Town Divided Over Bitter Strike, Poisonous Gas Leaks
JAY, Maine (AP) _ A bitter eight-month strike by 1,250 workers against the paper mill that is Jay’s economic lifeblood has spread picket line violence into the streets, and poison gas leaks from the plant have raised fears about the town’s safety.
″We have had houses spray-painted, guns fired through windows, car windows broken out,″ said resident Virginia Moulton, 50. ″We have had sheds burned, nails in our driveways.
″Everybody’s had enough.″
The strike at International Paper Co., the nation’s largest paper company, began June 16 when members of the United International Paperworkers Union and the Brotherhood of Firemen and Oilers, who made upwards of $35,000 a year, walked out in a contract dispute.
IP wanted to eliminate 170 jobs, cut premium pay on Sundays and holidays and institute more flexible work rules. Company officials said the concessions were necessary to compete in international markets; the unions noted that IP profits were up last year.
The company has hired what it considers permanent replacements, many of whom live here and in surrounding communities and are neighbors and relatives of the strikers, creating deep resentment among the town’s 5,000 residents.
In recent weeks, townspeople have grown increasingly angry at the mill and its new workers, whom they blame for three incidents involving hazardous gas in nearly three weeks. One, a 112,000-gallon chlorine dioxide leak on Feb. 5, forced nearly 4,000 residents to flee their homes and schools for several hours.

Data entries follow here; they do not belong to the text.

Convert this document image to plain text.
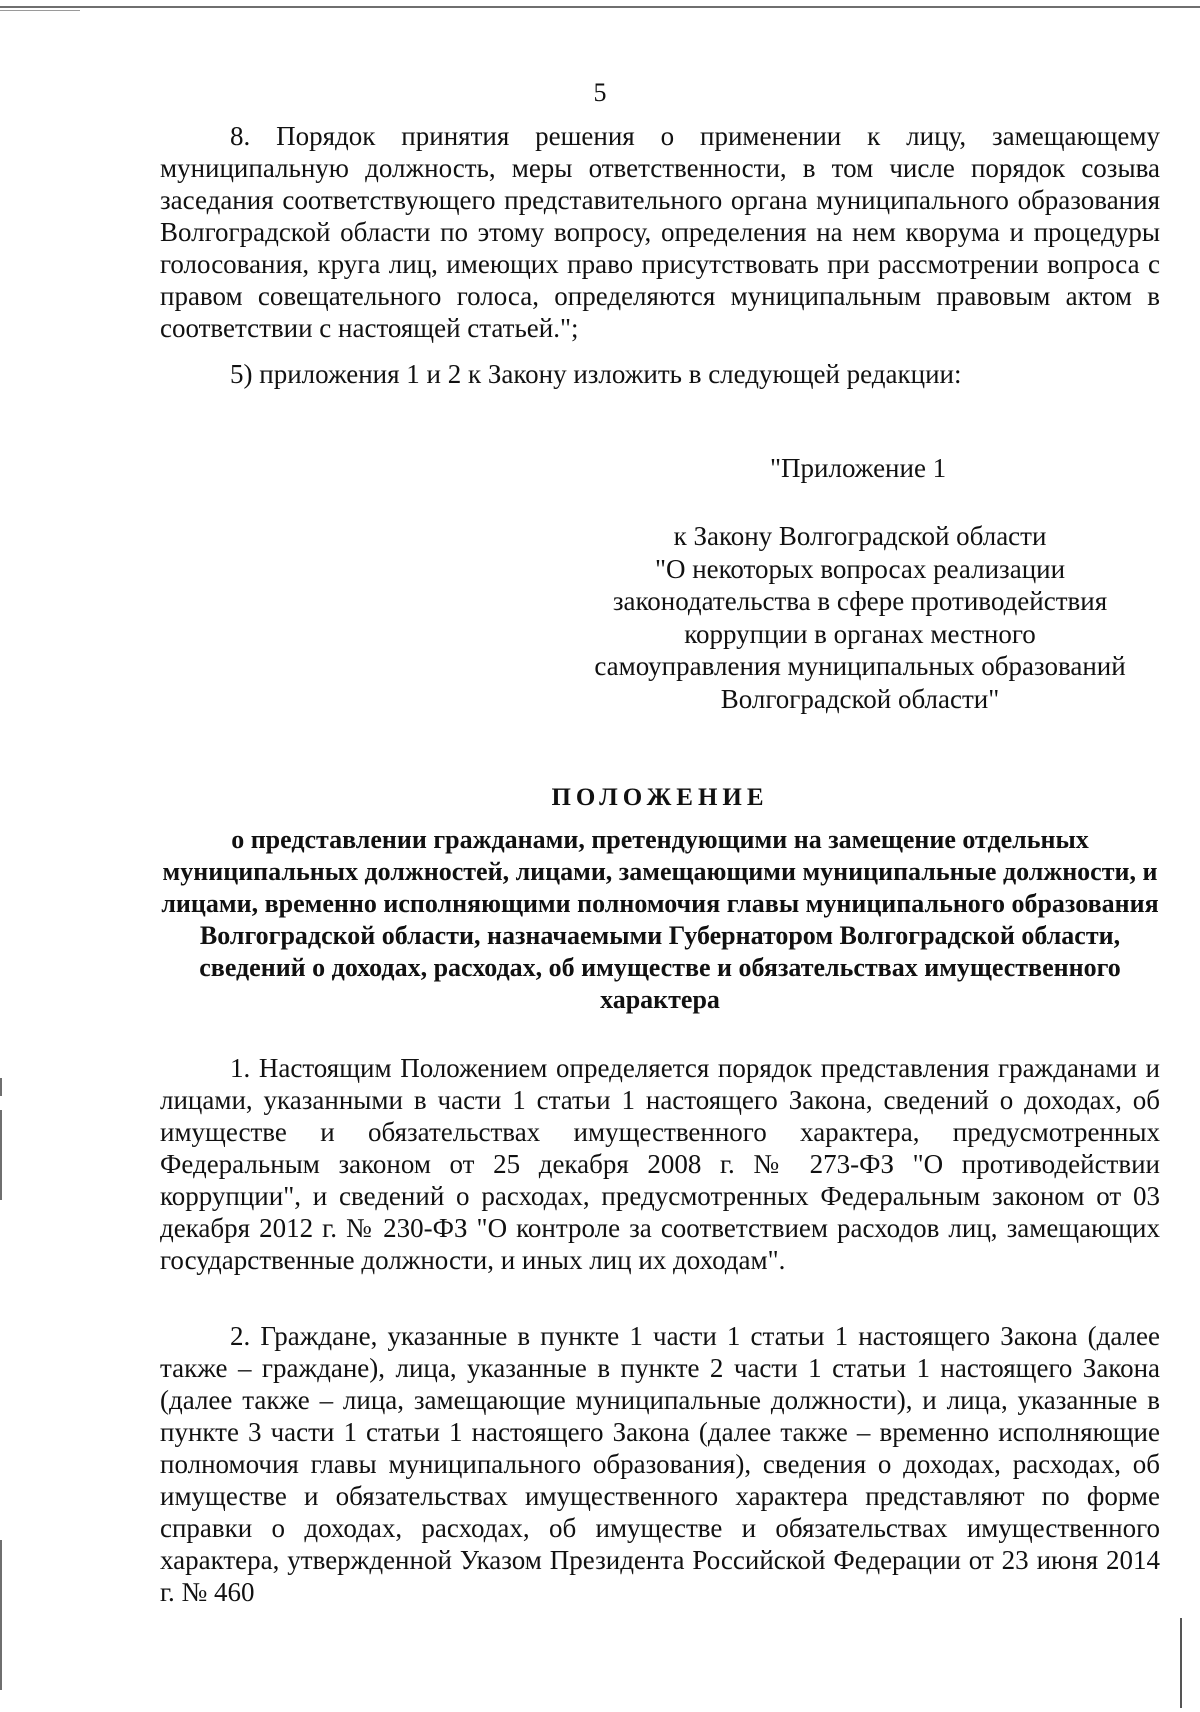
5

8. Порядок принятия решения о применении к лицу, замещающему муниципальную должность, меры ответственности, в том числе порядок созыва заседания соответствующего представительного органа муниципального образования Волгоградской области по этому вопросу, определения на нем кворума и процедуры голосования, круга лиц, имеющих право присутствовать при рассмотрении вопроса с правом совещательного голоса, определяются муниципальным правовым актом в соответствии с настоящей статьей.";

5) приложения 1 и 2 к Закону изложить в следующей редакции:

"Приложение 1
к Закону Волгоградской области
"О некоторых вопросах реализации
законодательства в сфере противодействия
коррупции в органах местного
самоуправления муниципальных образований
Волгоградской области"
ПОЛОЖЕНИЕ

о представлении гражданами, претендующими на замещение отдельных муниципальных должностей, лицами, замещающими муниципальные должности, и лицами, временно исполняющими полномочия главы муниципального образования Волгоградской области, назначаемыми Губернатором Волгоградской области, сведений о доходах, расходах, об имуществе и обязательствах имущественного характера

1. Настоящим Положением определяется порядок представления гражданами и лицами, указанными в части 1 статьи 1 настоящего Закона, сведений о доходах, об имуществе и обязательствах имущественного характера, предусмотренных Федеральным законом от 25 декабря 2008 г. № 273-ФЗ "О противодействии коррупции", и сведений о расходах, предусмотренных Федеральным законом от 03 декабря 2012 г. № 230-ФЗ "О контроле за соответствием расходов лиц, замещающих государственные должности, и иных лиц их доходам".

2. Граждане, указанные в пункте 1 части 1 статьи 1 настоящего Закона (далее также – граждане), лица, указанные в пункте 2 части 1 статьи 1 настоящего Закона (далее также – лица, замещающие муниципальные должности), и лица, указанные в пункте 3 части 1 статьи 1 настоящего Закона (далее также – временно исполняющие полномочия главы муниципального образования), сведения о доходах, расходах, об имуществе и обязательствах имущественного характера представляют по форме справки о доходах, расходах, об имуществе и обязательствах имущественного характера, утвержденной Указом Президента Российской Федерации от 23 июня 2014 г. № 460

″It’s no longer a management-labor dispute. This is a health issue,″ said Pat Pineau, who picketed the mill after a Feb. 14 chlorine gas leak with others carrying signs saying ″Save our Children″ and ″People Against Poison.″
Pineau, a mother of four, and other concerned mothers gathered signatures to urge Gov. John R. McKernan Jr. to close the plant until experts inspect it and pronounce it safe.
″The company has given us nothing but whitewash and propaganda. After the latest leak, nobody feels they’re being honest,″ Pineau, who has a brother and uncle out on strike, said during an interview last week.
Eight workers were sent to the hospital after being exposed to hydrogen sulfide on Jan. 28, and the Feb. 14 leak left seven injured, none seriously. Two people were treated and released at a local hospital in the Feb. 5 leak.
McKernan refused to order the mill closed, but he and IP Chairman John A. Georges agreed to launch a full-scale inspection of the plant by an outside consultant to be selected by the state and paid by IP. State environmental officials and federal Occupational Safety and Health Administration investigators were at the mill all week.
IP officials maintain that the 400-acre plant is safe and characterize one leak as a mechanical failure and the other as an accident. The incident involving hydrogen sulfide exposure is still being investigated.
IP Human Resources Manager Keith C. LaVoie, whose sister is one of the striking workers, said strikers constantly monitor mill operations and are quick to publicize even minor problems.
″They’re trying to find a way to shut this mill down. They think if they shut it down along enough, they’ll get their jobs back,″ he said.
Union leaders have repeatedly called for a plant shutdown, saying inexperienced workers were threatening the town’s safety.
But LaVoie said the replacement workers, who make up 75 percent of the overall mill work force, have been properly trained and are not responsible for the accidents. They are producing quality paper at 90 percent of the mill’s pre-strike capacity, he said.
Meanwhile, members of the Firemen and Oilers, undaunted by the frigid winter, stand outside the mill gates 24 hours a day. Harassment against workers entering the mill continues and vandalism runs rampant as animosity worsens.
Police Chief Erland Farrington said his department has spent about $200,000 beyond its normal budget because of the extra police protection needed since the strike began.
For nearly a century, generations of families have worked at IP mills in the area or supplied them with wood from forests in the surrounding western Maine hills. Few residents can claim no connection to the plant.
The mill paid $4.8 million last year in taxes, 80 percent of the town’s tax base.
Townspeople say the strike has brought out the worst in their neighbors, causing strife for all residents and turning upside down the orderly process of town government.
″We don’t have control over our town meetings anymore,″ Moulton said during an interview at her home. She said strikers dominate meetings with tirades against the mill. It’s ″almost as if we’re living in a war zone.″
″The town is on the brink. We’ve got blood on the floor and we want to know when you’re going to do something about it,″ Town Manager Charles Noonan told state legislators during a recent hearing on a bill that extended unemployment benefits for the strikers.